Mass Reboot: Home
For many, COVID transformed homes into offices
THE CORONAVIRUS pandemic has often served as a magnifying glass, accentuating and amplifying existing trends in our society.
With housing, for example, COVID-19 showed us what we already suspected – that poor people and people of color are most vulnerable to displacement from their homes in tough economic times, that access to housing is one of the key contributing factors to the state’s wealth gap, and that the failure to increase the supply of housing keeps home prices rising to higher and higher levels.
“There’s not enough house to go around. It gets worse progressively as the years continue,” said Symone Crawford of the Massachusetts Affordable Housing Alliance.
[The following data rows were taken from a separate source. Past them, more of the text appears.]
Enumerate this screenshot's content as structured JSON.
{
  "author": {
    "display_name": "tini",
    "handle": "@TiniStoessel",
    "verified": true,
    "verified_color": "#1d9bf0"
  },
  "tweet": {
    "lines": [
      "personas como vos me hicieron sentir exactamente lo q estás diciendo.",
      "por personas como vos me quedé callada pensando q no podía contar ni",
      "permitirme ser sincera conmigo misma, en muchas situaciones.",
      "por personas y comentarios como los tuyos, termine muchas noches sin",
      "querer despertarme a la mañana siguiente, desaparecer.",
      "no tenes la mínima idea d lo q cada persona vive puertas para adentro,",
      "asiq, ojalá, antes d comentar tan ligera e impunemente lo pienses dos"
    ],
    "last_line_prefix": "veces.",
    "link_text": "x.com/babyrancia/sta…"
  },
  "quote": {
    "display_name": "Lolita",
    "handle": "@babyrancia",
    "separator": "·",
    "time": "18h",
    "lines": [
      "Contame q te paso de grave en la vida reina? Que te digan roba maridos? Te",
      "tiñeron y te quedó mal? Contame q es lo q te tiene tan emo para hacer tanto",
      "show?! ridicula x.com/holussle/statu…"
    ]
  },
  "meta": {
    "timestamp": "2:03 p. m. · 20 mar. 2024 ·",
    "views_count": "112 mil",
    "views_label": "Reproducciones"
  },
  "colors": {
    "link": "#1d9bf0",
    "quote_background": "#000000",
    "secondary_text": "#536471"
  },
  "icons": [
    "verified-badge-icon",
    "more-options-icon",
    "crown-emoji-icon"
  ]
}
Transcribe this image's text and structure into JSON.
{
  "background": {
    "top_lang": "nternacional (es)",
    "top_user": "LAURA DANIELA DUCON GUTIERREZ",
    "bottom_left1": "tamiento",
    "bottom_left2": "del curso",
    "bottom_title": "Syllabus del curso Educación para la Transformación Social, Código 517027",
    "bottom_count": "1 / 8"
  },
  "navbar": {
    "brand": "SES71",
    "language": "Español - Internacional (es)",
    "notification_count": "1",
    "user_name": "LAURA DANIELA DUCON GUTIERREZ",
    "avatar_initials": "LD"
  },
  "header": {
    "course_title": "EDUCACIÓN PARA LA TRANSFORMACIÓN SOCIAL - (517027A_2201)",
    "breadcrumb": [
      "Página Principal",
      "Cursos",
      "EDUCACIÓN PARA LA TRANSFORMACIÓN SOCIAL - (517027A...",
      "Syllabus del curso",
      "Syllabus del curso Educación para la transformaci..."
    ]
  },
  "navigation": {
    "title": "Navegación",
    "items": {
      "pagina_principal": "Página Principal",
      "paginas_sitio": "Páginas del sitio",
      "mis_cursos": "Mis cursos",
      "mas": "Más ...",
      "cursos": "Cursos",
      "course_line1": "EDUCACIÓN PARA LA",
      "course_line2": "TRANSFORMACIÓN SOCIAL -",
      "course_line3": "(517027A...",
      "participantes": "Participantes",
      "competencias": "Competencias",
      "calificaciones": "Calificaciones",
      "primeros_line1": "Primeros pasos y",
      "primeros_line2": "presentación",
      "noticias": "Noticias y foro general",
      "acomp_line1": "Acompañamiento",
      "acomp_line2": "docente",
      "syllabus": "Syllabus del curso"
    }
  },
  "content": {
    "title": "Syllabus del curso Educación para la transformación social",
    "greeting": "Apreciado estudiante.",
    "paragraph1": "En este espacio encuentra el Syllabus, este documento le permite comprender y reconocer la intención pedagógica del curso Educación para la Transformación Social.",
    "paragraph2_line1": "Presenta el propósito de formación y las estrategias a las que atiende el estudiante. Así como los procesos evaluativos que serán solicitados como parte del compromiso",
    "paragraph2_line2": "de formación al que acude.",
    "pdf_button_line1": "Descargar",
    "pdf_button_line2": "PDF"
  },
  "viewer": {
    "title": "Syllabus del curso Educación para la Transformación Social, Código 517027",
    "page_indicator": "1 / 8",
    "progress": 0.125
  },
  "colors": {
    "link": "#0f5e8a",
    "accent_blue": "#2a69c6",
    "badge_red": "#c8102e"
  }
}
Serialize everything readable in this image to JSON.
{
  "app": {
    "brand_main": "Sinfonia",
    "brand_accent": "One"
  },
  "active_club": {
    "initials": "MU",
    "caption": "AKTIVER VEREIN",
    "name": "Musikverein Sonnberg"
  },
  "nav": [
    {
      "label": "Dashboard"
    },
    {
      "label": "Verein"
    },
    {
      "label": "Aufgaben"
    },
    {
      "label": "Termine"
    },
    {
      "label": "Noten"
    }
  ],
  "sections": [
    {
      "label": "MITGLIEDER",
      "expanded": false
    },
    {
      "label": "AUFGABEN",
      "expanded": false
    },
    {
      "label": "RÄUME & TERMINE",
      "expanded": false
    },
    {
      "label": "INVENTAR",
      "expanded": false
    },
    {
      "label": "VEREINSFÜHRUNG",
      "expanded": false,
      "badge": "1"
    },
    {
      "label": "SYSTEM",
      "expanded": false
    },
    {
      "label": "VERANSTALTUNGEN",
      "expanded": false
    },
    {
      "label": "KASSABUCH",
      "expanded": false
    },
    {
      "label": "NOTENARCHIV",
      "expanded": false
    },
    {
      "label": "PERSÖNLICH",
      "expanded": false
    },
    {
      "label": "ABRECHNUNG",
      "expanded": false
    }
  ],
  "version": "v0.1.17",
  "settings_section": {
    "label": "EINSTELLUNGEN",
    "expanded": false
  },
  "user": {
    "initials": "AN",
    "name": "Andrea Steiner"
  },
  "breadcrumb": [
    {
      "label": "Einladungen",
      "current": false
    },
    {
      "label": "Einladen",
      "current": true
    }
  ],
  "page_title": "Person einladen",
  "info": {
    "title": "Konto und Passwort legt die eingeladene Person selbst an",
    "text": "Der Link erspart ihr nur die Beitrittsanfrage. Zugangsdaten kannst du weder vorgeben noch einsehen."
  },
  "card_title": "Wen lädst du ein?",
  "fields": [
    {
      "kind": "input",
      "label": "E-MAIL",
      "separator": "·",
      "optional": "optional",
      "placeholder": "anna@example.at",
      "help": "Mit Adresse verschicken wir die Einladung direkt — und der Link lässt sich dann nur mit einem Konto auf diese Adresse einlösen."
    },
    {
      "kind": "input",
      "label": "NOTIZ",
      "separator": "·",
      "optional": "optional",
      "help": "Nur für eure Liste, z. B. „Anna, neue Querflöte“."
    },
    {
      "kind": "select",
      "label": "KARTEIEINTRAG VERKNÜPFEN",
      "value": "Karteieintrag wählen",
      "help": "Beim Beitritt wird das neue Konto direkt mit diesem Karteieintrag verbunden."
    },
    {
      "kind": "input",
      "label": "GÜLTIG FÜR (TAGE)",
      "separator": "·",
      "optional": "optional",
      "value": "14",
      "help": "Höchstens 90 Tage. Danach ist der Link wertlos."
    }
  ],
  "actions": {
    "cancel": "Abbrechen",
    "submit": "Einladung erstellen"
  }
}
The latest edition of Mass Reboot, a Codcast series examining how COVID-19 affected Massachusetts and how the state is adjusting moving forward, explores many of these issues through interviews with Crawford; Denise Matthews-Turner, co-executive director of City Life Vida Urbana; and Jessie Partridge Guerrero of the Metropolitan Area Planning Council.
Many young people moved back in with their parents – why pay Boston rents when all you’re doing is sitting in your pajamas at home staring at a computer screen? Others moved to California or Texas and worked remotely.
Surveys conducted by the MassINC Polling Group, which produces Mass Reboot, indicate 60 percent of the state’s workforce would like to continue to work from home post-pandemic, at least a couple of days a week. Employers are not averse to the idea, either.
So where does that leave us? As we emerge from our pandemic-induced quarantine, it’s unclear whether we will revert to our old commute-to-work ways or whether homes will continue to double as workplaces. And if your office is your home, how will you decide where you want to live? Will cities still draw us in, or will we disperse to where homes are cheaper and rents are less?
There are a lot of questions and very few answers. Libby Gormley, the host of Mass Reboot, said COVID didn’t cause the state’s housing problem but it did expose how bad it is. As for the future of housing, she said she’s still looking for the reboot.“There isn‘t one, at least not yet, but boy do we need one,” she said.